Salmonella flagellin induces tumor necrosis factor alpha in a human promonocytic cell line

Abstract

During infection of the gastrointestinal tract, salmonellae induce cytokine production and inflammatory responses which are believed to mediate tissue damage in the host. In a previous study, we reported that salmonellae possess the ability to stimulate tumor necrosis factor alpha (TNF-alpha) accumulation in primary human monocytes, as well as in the human promonocytic cell line U38. In this model system, cytokine upregulation is not due to lipopolysaccharide but is mediated by a released protein. In the present study, TnphoA transposon mutagenesis was used to identify the TNF-alpha-inducing factor. A mutant Salmonella strain which lacks the ability to induce TNF-alpha was isolated from a TnphoA library. Genetic analysis of this mutant demonstrated that the hns gene has been interrupted by transposon insertion. The hns gene product is a DNA-binding protein that regulates the expression of a variety of unrelated genes in salmonellae.

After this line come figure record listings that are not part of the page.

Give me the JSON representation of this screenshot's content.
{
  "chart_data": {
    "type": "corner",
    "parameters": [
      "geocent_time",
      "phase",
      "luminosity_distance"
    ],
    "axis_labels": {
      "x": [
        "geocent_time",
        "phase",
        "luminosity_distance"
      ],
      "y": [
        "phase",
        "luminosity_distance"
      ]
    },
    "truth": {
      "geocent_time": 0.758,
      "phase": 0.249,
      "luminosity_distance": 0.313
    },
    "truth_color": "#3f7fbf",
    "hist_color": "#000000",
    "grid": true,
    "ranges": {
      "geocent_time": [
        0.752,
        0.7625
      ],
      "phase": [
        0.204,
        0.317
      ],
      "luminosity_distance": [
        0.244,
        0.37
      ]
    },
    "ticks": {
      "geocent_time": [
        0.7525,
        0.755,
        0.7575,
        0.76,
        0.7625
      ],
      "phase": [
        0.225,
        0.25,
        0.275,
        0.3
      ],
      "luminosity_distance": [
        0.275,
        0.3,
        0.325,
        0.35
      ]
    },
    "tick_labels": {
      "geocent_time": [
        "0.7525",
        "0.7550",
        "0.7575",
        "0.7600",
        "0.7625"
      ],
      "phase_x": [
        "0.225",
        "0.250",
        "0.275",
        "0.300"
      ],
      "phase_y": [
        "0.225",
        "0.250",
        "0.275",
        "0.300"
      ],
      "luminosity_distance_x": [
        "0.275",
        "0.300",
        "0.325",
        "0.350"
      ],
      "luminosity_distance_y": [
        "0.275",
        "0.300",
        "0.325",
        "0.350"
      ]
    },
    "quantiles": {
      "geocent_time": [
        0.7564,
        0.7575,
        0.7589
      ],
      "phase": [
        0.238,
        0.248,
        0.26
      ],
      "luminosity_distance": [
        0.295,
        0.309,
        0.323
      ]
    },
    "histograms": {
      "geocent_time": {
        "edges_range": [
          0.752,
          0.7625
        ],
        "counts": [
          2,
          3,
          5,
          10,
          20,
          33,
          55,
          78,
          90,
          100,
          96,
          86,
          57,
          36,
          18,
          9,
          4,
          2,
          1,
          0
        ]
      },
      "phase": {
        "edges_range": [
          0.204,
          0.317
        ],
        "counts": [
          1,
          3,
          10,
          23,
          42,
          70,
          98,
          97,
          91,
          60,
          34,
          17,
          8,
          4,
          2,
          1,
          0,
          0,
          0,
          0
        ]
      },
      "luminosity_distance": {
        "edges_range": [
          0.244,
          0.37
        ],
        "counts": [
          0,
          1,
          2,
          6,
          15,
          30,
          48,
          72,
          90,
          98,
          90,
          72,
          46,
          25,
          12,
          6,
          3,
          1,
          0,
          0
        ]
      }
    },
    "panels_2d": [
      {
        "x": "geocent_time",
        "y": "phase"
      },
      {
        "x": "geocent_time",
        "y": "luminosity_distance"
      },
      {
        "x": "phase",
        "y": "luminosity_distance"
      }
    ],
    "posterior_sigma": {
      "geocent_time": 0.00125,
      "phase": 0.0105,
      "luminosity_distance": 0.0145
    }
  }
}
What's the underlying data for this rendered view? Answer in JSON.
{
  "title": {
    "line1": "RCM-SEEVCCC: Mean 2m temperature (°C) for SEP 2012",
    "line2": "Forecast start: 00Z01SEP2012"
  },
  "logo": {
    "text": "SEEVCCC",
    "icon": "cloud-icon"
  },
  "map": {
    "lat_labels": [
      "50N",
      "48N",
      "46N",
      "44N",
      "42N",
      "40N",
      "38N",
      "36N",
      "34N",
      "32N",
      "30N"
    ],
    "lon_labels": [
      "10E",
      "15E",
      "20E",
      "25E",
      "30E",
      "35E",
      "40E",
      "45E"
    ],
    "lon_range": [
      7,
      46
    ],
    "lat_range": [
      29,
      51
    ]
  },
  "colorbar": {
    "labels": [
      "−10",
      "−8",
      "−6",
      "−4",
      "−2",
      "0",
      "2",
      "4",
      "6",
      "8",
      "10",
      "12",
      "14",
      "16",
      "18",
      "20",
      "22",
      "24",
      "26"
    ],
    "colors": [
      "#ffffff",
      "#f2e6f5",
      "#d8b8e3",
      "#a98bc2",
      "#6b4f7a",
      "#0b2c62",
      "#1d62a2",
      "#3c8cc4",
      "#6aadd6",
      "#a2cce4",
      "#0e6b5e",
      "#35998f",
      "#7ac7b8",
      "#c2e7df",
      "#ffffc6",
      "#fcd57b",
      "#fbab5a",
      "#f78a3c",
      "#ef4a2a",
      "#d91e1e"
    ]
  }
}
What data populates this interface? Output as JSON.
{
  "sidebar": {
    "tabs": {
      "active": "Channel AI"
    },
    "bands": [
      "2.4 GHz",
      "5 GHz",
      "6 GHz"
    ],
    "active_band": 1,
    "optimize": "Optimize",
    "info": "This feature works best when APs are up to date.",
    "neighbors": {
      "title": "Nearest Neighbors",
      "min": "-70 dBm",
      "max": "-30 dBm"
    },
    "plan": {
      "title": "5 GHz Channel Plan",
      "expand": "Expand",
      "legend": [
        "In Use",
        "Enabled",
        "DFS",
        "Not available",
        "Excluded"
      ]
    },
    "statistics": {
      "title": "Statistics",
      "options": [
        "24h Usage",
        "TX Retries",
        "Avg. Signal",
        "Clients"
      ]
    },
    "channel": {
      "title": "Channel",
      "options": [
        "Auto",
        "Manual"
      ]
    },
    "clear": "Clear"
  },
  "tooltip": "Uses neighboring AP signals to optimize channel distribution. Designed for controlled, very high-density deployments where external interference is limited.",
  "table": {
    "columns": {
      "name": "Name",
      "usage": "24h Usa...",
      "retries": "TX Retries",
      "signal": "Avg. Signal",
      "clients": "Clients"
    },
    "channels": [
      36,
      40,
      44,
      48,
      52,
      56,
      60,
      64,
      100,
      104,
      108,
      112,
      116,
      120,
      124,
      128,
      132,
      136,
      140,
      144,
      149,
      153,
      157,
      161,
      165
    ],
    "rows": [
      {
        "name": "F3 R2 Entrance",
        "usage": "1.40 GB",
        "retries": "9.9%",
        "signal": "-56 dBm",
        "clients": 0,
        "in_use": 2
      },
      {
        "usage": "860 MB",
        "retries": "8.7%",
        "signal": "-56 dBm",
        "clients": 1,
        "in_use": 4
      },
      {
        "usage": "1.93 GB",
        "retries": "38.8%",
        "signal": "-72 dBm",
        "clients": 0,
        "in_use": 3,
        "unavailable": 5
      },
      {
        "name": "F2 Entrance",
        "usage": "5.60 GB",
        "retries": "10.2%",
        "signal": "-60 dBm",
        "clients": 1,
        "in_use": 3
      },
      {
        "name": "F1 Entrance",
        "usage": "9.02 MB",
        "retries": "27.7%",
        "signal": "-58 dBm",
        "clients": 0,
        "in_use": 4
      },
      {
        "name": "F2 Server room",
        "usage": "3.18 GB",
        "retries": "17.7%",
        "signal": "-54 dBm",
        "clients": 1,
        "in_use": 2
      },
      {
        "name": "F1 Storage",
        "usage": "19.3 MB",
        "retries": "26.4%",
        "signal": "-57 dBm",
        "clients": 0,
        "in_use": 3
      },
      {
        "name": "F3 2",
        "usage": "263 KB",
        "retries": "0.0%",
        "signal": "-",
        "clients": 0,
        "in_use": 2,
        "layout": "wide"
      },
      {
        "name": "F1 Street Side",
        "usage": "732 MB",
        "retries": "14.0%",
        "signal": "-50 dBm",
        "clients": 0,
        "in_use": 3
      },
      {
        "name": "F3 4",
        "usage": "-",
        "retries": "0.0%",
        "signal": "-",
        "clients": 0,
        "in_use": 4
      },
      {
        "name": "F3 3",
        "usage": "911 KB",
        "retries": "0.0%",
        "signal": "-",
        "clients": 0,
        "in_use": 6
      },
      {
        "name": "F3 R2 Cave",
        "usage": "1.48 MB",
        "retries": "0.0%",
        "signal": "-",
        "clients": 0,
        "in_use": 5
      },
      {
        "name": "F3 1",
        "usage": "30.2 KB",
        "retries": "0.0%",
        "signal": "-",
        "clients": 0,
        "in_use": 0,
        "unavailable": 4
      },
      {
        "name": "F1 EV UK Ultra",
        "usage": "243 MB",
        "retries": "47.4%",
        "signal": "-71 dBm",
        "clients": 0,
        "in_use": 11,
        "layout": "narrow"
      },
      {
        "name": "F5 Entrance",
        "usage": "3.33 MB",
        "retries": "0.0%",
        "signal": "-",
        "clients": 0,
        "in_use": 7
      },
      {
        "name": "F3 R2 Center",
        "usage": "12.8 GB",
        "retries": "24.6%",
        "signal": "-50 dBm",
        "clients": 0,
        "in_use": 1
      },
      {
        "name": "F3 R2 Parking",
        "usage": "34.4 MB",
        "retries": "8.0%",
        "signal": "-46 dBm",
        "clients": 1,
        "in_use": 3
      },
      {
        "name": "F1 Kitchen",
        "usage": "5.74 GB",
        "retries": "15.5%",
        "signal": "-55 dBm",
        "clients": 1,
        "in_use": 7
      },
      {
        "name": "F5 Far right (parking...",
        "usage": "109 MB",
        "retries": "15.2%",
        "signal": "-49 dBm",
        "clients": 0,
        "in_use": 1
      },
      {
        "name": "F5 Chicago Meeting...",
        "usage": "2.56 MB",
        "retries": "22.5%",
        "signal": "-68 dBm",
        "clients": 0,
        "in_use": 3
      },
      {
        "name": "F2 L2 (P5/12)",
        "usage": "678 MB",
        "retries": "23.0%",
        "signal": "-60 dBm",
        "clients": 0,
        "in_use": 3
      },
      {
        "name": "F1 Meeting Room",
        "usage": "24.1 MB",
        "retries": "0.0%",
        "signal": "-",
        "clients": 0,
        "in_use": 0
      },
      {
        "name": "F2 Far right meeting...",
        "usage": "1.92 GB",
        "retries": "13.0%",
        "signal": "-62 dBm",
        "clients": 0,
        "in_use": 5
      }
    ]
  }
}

One of the known targets of histone-like protein H1 is flhDC, the master operon which is absolutely required for flagellar expression. Analysis of other nonflagellated mutant Salmonella strains revealed a correlation between the ability to induce TNF-alpha and the expression of the phase 1 filament subunit protein FliC. Complementation experiments demonstrated that FliC is sufficient to restore the ability of nonflagellated mutant Salmonella strains to upregulate TNF-alpha, whereas the phase 2 protein FljB appears to complement to a lesser extent. In addition, Salmonella FliC can confer the TNF-alpha-inducing phenotype on Escherichia coli, which otherwise lacks the activity. Furthermore, assembly of FliC into complete flagellar structures may not be required for induction of TNF-alpha.

FIG. 1

Southern blot of FC32 chromosomal DNA. A 5-μg sample of DNA was digested with SalI and separated on a 0.5% agarose gel. The DNA was then transferred to a nylon membrane and probed with a 1,169-bp BglII fragment containing transposon TnphoA labeled with the Genius system as described in Materials and Methods. DNA bands were visualized by using the chemiluminescent substrate Lumi-Phos. The sizes of known fragments are shown on the right.

FIG. 2

Effect of unpolymerized flagellin subunits on TNF-α activation in U38 cells. Serial dilutions of CM from SJW1103 or SJW2149 (a FliD⁻ strain that fails to polymerize FliC into filaments) were tested on U38 cells as described in Materials and Methods. The amount of TNF-α in the control samples (8 ± 2 pg) has been subtracted from the values shown.

FIG. 3

Effect of purified flagella on TNF-α expression in U38 cells and LPS-tolerant PBMC. Flagellar structures were isolated from Salmonella strain CD5 and tested on 3 × 10⁶ U38 cells or PBMC at various concentrations. The curves shown are from two representative experiments. Control TNF-α levels were <1 pg/3 × 10⁶ cells in unstimulated U38 cells and 7 ± 1 pg/3 × 10⁶ cells in unstimulated PBMC. TNF-α levels in LPS-stimulated PBMC were 13 ± 4 pg/3 × 10⁶ cells.